J'ai choisi du Chaffault.
Seule la marine l'admire. L'Histoire l'a oublié.
Il m'a paru équitable de le placer au niveau qui doit être le sien ...
"L'Atalante" gouverne comme une petite demoiselle ...
Pour l'équipage la grande misère commence.
C'est le quart à courir, de quatre en quatre heures, sous l'averse et l'embrun, travail normal du matelot.

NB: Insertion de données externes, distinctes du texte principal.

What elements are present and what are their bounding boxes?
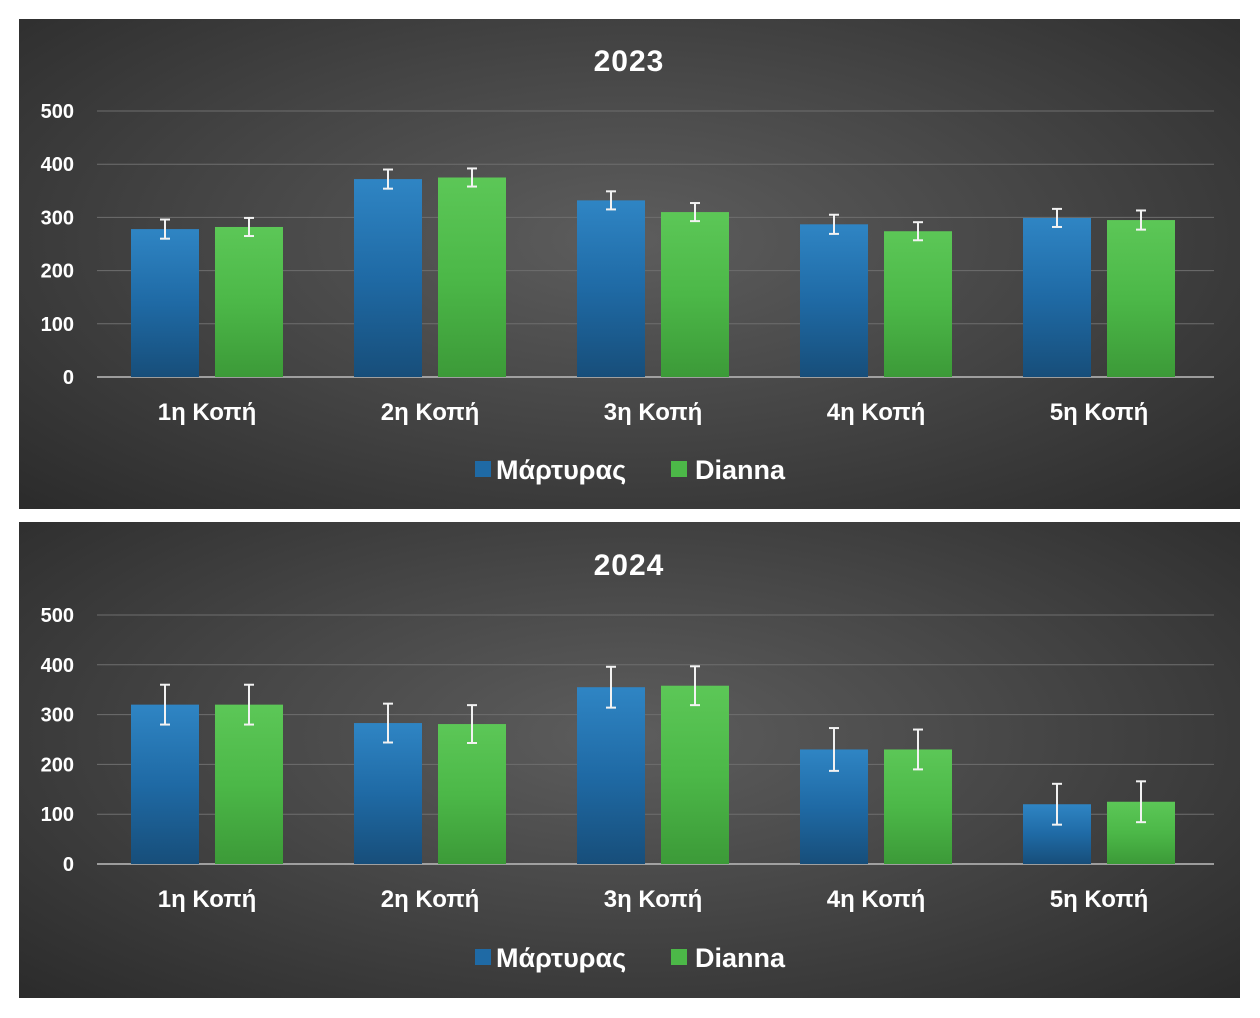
bar-martyras-1 [131,704,199,864]
x-tick-label: 1η Κοπή [158,886,256,913]
legend-swatch-dianna [671,461,687,477]
bar-dianna-3 [661,212,729,377]
y-tick-label: 100 [41,804,74,826]
bar-martyras-3 [577,687,645,864]
x-tick-label: 5η Κοπή [1050,399,1148,426]
bar-dianna-2 [438,177,506,377]
x-tick-label: 2η Κοπή [381,399,479,426]
y-tick-label: 400 [41,154,74,176]
y-tick-label: 300 [41,705,74,727]
y-tick-label: 300 [41,207,74,229]
x-tick-label: 1η Κοπή [158,399,256,426]
legend-label-martyras: Μάρτυρας [496,455,626,485]
legend-swatch-martyras [475,949,491,965]
y-tick-label: 500 [41,101,74,123]
y-tick-label: 100 [41,314,74,336]
y-tick-label: 0 [63,854,74,876]
chart-title: 2023 [594,45,665,78]
legend-label-dianna: Dianna [695,943,786,973]
legend-swatch-dianna [671,949,687,965]
bar-chart-2024: 2024 0 100 200 300 400 500 1η Κοπή 2η Κοπή 3η Κοπ… [41,549,1214,973]
bar-chart-2023: 2023 0 100 200 300 400 500 1η Κοπή 2η Κοπή 3η Κοπ… [41,45,1214,485]
x-tick-label: 4η Κοπή [827,399,925,426]
y-tick-label: 200 [41,754,74,776]
chart-panel-2023: 2023 0 100 200 300 400 500 1η Κοπή 2η Κοπή 3η Κοπ… [19,19,1240,509]
bar-dianna-5 [1107,220,1175,377]
legend-label-martyras: Μάρτυρας [496,943,626,973]
bar-dianna-2 [438,724,506,864]
bar-martyras-2 [354,723,422,864]
y-tick-label: 200 [41,261,74,283]
x-tick-label: 2η Κοπή [381,886,479,913]
x-tick-label: 3η Κοπή [604,886,702,913]
x-tick-label: 5η Κοπή [1050,886,1148,913]
bar-martyras-5 [1023,217,1091,377]
bar-martyras-3 [577,200,645,377]
bar-martyras-4 [800,224,868,377]
bar-dianna-1 [215,226,283,377]
y-tick-label: 500 [41,605,74,627]
y-tick-label: 400 [41,655,74,677]
x-tick-label: 4η Κοπή [827,886,925,913]
bar-dianna-4 [884,231,952,377]
legend-label-dianna: Dianna [695,455,786,485]
chart-panel-2024: 2024 0 100 200 300 400 500 1η Κοπή 2η Κοπή 3η Κοπ… [19,522,1240,998]
x-tick-label: 3η Κοπή [604,399,702,426]
bar-dianna-3 [661,685,729,864]
bar-martyras-1 [131,229,199,377]
y-tick-label: 0 [63,367,74,389]
bar-martyras-2 [354,179,422,377]
legend-swatch-martyras [475,461,491,477]
bar-dianna-1 [215,704,283,864]
chart-title: 2024 [594,549,665,582]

Contre les eaux du ciel et de la mer, on n'a que des haillons pour se couvrir car, bien, qu'il présente en embarquant un accoutrement complet dont l'étoffe, la coupe et la couleur sont d'ailleurs laissées à sa fantaisie, le marin terriblement porté à la lampée, ne manque jamais de revendre ses hardes avant l'appareillage, pour arroser le départ en campagne dans les cabarets du port, ou simplement, pour laisser à sa famille quelque argent qui l'empêche de mourir de faim.
En effet, la marine du Roi paie peu et, ce peu elle le paie mal.

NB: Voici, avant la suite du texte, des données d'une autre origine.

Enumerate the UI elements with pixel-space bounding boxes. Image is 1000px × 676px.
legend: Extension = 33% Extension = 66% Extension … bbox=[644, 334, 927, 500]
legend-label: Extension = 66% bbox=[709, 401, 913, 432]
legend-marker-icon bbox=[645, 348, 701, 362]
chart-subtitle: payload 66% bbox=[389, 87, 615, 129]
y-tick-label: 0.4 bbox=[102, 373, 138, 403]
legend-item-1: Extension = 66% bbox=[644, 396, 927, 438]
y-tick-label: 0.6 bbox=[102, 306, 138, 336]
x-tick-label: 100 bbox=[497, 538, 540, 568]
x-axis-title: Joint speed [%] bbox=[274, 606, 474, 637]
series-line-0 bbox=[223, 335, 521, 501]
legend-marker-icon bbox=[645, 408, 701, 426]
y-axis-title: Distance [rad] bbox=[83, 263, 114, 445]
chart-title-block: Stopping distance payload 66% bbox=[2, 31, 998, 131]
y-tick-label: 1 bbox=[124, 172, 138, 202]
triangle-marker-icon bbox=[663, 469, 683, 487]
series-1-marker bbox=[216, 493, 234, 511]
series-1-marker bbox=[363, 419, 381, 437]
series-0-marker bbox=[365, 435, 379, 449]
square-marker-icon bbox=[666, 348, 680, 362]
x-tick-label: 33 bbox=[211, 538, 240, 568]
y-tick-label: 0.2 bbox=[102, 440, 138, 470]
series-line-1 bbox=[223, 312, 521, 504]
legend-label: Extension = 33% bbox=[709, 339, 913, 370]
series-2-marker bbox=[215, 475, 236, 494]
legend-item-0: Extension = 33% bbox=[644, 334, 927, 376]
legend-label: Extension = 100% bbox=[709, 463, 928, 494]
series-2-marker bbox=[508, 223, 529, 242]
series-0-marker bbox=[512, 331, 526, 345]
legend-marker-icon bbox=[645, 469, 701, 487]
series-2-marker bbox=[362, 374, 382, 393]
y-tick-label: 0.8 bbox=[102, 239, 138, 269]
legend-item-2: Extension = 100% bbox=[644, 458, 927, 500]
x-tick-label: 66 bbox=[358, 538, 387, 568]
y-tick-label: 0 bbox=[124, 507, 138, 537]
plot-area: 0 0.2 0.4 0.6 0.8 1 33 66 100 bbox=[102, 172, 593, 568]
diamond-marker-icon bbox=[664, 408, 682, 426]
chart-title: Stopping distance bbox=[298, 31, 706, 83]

Les commissaires, dont la caisse est trop souvent vide, refusent toute avance et laissent les hommes sans un rouge liard pendant six mois et davantage ...

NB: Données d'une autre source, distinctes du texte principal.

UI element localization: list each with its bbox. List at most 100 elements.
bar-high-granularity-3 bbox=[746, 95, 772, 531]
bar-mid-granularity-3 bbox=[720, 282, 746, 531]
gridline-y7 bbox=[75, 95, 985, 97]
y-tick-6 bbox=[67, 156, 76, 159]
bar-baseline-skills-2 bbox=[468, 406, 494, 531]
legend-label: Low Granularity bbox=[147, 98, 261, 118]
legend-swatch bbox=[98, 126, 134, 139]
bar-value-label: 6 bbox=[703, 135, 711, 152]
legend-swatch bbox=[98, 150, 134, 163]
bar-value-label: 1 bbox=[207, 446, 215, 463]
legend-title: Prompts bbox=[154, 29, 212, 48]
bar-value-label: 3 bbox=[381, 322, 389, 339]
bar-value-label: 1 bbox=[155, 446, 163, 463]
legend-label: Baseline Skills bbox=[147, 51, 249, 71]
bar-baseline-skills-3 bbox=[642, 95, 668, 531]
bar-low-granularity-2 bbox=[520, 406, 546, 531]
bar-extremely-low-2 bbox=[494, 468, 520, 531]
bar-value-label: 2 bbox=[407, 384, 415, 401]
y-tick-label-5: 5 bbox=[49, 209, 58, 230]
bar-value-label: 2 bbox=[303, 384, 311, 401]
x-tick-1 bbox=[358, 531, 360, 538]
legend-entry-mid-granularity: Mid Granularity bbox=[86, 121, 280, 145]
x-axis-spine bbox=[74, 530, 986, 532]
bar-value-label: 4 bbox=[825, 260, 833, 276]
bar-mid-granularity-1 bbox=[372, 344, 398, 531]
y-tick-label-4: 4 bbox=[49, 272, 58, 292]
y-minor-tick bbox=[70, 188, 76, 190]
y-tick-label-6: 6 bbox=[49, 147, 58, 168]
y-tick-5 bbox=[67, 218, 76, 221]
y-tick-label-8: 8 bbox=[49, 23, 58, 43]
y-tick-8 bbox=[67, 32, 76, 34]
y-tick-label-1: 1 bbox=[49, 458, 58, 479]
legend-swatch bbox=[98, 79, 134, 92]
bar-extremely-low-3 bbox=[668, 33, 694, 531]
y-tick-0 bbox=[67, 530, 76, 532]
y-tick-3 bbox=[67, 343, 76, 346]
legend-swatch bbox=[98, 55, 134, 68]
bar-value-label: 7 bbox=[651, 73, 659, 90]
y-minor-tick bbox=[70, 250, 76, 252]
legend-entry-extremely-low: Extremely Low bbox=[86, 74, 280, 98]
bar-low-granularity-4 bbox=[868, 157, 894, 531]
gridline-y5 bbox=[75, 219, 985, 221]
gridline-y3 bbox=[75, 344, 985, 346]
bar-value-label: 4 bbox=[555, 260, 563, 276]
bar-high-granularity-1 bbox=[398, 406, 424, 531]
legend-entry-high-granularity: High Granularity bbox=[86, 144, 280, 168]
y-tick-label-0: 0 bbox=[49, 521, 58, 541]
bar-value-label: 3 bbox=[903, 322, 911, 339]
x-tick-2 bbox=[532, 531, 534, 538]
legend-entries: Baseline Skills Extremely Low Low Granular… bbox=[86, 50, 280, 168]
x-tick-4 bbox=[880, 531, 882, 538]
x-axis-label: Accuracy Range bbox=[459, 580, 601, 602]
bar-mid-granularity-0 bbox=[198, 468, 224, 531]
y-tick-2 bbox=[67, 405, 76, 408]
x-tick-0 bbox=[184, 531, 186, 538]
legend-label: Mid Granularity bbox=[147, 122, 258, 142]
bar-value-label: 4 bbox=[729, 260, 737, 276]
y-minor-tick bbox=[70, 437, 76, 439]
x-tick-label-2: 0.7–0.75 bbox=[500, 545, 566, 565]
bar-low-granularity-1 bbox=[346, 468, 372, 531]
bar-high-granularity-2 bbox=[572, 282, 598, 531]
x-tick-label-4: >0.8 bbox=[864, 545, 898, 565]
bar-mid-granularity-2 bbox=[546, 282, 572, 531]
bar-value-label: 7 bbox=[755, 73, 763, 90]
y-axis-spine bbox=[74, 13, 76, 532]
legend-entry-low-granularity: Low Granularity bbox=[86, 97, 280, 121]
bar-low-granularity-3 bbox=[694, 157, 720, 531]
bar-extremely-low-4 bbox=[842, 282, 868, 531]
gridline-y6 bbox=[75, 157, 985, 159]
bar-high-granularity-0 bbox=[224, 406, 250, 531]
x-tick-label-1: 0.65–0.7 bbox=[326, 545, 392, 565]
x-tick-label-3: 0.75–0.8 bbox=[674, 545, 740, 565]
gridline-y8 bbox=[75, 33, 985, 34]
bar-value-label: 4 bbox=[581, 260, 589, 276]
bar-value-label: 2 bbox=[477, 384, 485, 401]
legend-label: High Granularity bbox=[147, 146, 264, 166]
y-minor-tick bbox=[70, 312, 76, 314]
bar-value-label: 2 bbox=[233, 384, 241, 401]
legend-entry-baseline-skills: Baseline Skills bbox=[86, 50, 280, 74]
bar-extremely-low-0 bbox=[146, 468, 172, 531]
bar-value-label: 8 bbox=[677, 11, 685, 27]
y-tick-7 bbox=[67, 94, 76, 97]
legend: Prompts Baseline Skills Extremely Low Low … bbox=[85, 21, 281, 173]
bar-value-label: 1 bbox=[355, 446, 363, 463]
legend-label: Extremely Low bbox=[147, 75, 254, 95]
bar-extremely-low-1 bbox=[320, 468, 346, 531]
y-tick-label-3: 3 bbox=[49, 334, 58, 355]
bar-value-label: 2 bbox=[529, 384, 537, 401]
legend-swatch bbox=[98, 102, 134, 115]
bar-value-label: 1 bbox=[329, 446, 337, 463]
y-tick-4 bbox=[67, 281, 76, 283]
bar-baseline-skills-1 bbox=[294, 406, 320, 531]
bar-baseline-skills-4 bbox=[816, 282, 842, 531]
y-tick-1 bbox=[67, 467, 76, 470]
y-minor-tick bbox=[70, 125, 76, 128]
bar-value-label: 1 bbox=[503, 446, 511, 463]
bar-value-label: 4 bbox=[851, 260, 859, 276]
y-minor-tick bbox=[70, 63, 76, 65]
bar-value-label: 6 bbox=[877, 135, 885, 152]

A cette époque Brest, premier port de guerre du Ponant et ville de perdition aux yeux des vieux bretons mystiques et nourris de légendes, voit défiler des visiteurs de marque qu'attirent les grands travaux, préludes d'expéditions prochaines.
Le port, coeur et raison d'être de la ville, les deux rives de la Penfeld sinueuse, qu'étranglent des collines de schiste graniteux, au flanc de quoi s'accrochent les édifices de l'arsenal, bâtis au Grand Siècle le long du flot qui monte ou baisse selon le malaxage des marées, les grandes formes de radoub taillées en plein roc, les corderies haute et basse aux douze cent cordiers et aux salles longues de quatre cent mètres, la voilerie, le bagne, les casernes, les ateliers, le parc des subsistances, la boulangerie aux quarante-cinq fours, le magasin aux quarante mille fromages et les grandes forges, spectacle d'enfer, voient passer le comte d'Artois, futur Charles X, qui fait grand accueil à du Chaffault et daigne, le 14 mai, passer son escadre en revue avant d'être, six jours plus tard, l'hôte du vieux marin à bord du "Magnifique" ...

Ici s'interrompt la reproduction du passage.